Sur ce dernier sujet, le Crédit Agricole a justement publié les résultats d'un projet de recherche réalisé dans le cadre de sa chaire avec l'école Polytechnique sur l'IA de confiance et responsable. « Nous sommes capables d'identifier, à l'intérieur d'un échantillon qui sert à l'apprentissage, la part des données critiques que l'on ne souhaite pas que le LLM retienne, mais aussi d'intervenir directement sur ce sujet pour que le modèle ne les retienne effectivement pas en sortie d'apprentissage, explique Aldrick Zappellini. C'est assez sophistiqué, mais ce sont des systèmes défensifs dont on doit absolument se préoccuper, car ils permettent au moins de juguler les principaux risques susceptibles de survenir ».
Monitorer données d'entrée et résultats en sortie
Autre exemple de typologies de menaces sur lequel le groupe travaille : les attaques qui visent à altérer des systèmes documentaires basés sur du deep learning, en modifiant des informations dans les documents, par exemple. « En premier lieu, nous avons entraîné nativement le modèle à résister à des bruits présents dans les données envoyées lors de l'inférence, pour qu'il ne dérape pas complètement, et ne prenne pas un autobus pour une autruche, par exemple », plaisante Aldrick Zappellini, qui fait référence au hacking simple d'une IA qui la conduit à interpréter une image d'autobus comme celle d'un éléphant.
Par ailleurs, le Crédit Agricole monitore les données en entrée et les résultats en sortie. Si le volume d'entrée d'un modèle semble anormal ou s'il existe une distorsion inexplicable de la corrélation entre l'entrée et les résultats en sortie, cela peut déclencher une alerte : le modèle est potentiellement en train de se faire attaquer. « Et combiner ces deux techniques défensives est relativement simple, poursuit le directeur data & IA. Cela n'assure pas une résistance à 100% du modèle à toutes les attaques, mais au moins une résistance à 90% aux attaques les plus classiques ».
Enfin, sur la GenAI, avec des attaques liées aux prompts, le directeur data & IA conseille de commencer par placer en amont du modèle des systèmes de nettoyage des prompts qui retirent les caractères spéciaux ou les codes Ascii inhabituels ajoutés par les attaquants pour échapper à certains types de détection. « Il est également intéressant d'utiliser des techniques qui vérifient si certains prompts deviennent anormalement longs, ajoute Aldrick Zappellini, car la manipulation d'un modèle passe souvent par un prompt un peu 'tarabiscoté' qui a tendance à être plus long. »
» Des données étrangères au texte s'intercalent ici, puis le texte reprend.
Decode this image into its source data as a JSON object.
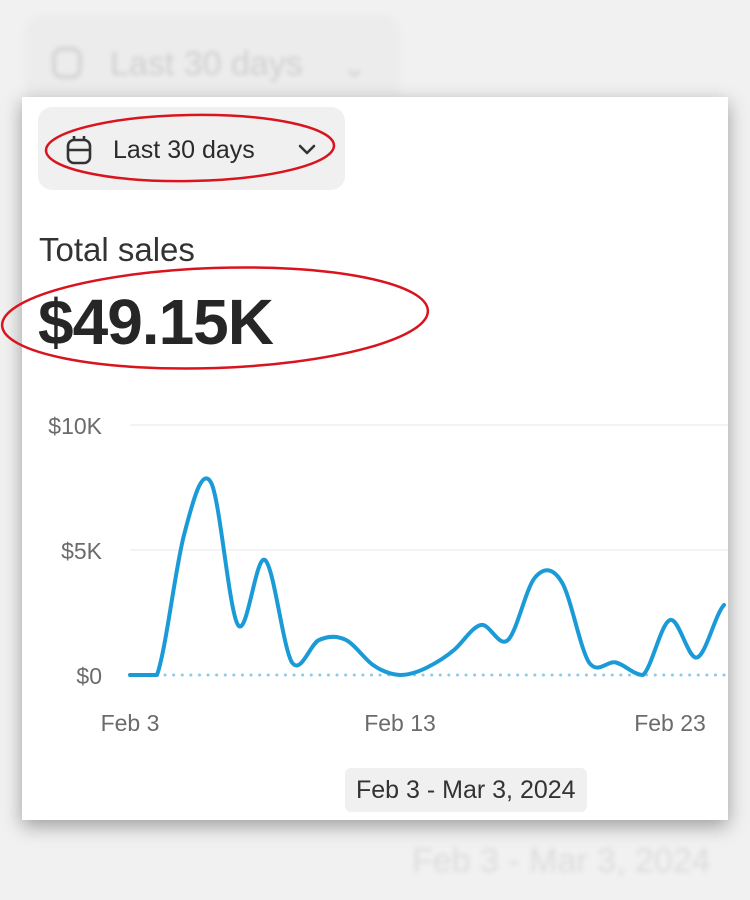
{
  "date_filter": {
    "label": "Last 30 days",
    "icon": "calendar-icon",
    "chevron": "chevron-down-icon"
  },
  "metric": {
    "title": "Total sales",
    "value": "$49.15K"
  },
  "date_range": "Feb 3 - Mar 3, 2024",
  "colors": {
    "line": "#1a9bd7",
    "baseline": "#8fcbe8",
    "annotation": "#d9141e"
  },
  "chart_data": {
    "type": "line",
    "title": "",
    "xlabel": "",
    "ylabel": "",
    "x": [
      "Feb 3",
      "Feb 4",
      "Feb 5",
      "Feb 6",
      "Feb 7",
      "Feb 8",
      "Feb 9",
      "Feb 10",
      "Feb 11",
      "Feb 12",
      "Feb 13",
      "Feb 14",
      "Feb 15",
      "Feb 16",
      "Feb 17",
      "Feb 18",
      "Feb 19",
      "Feb 20",
      "Feb 21",
      "Feb 22",
      "Feb 23",
      "Feb 24",
      "Feb 25"
    ],
    "values": [
      0,
      0,
      5600,
      7700,
      2000,
      4600,
      500,
      1400,
      1400,
      400,
      0,
      300,
      1000,
      2000,
      1400,
      3900,
      3700,
      500,
      500,
      0,
      2200,
      700,
      2800
    ],
    "ylim": [
      0,
      10000
    ],
    "y_ticks": [
      {
        "value": 0,
        "label": "$0"
      },
      {
        "value": 5000,
        "label": "$5K"
      },
      {
        "value": 10000,
        "label": "$10K"
      }
    ],
    "x_ticks": [
      {
        "index": 0,
        "label": "Feb 3"
      },
      {
        "index": 10,
        "label": "Feb 13"
      },
      {
        "index": 20,
        "label": "Feb 23"
      }
    ],
    "grid": true,
    "baseline": "dotted"
  }
}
Installer un réseau défensif complet
« Il n'existe pas de solution miracle, mais ce qu'il faut absolument mettre en place, c'est un réseau défensif, résume Aldrick Zappellini. En entrée, sur ce qui s'est passé avant de mettre le modèle en production, il faut mettre en oeuvre de l'entraînement adverse par exemple, que ce soit sur du deep learning ou des LLM. Je suis par ailleurs assez féru d'observabilité, car lorsqu'une attaque a eu lieu, il est assez rare qu'elle ne laisse vraiment aucune trace dans le système ». Pour le directeur data & IA, les systèmes d'observabilité doivent cependant être configurés pour ne pas engluer le système - surtout dans un groupe comme Crédit Agricole qui compte 53 millions de clients - et adossés aux environnements à protéger en priorité.
« Il ne faut pas oublier qu'une banque, c'est une machine à générer des risques, insiste Aldrick Zappellini. Nous ne sommes donc pas en zone d'inconfort quand il s'agit d'identifier les risques liés aux nouvelles technologies. Mais nous devons avoir une démarche d'arbitrage, c'est-à-dire avancer avec la technologie tout en maîtrisant les risques, car nous pourrions aussi ne nous focaliser que sur ce qui est risqué et finalement ne rien faire ».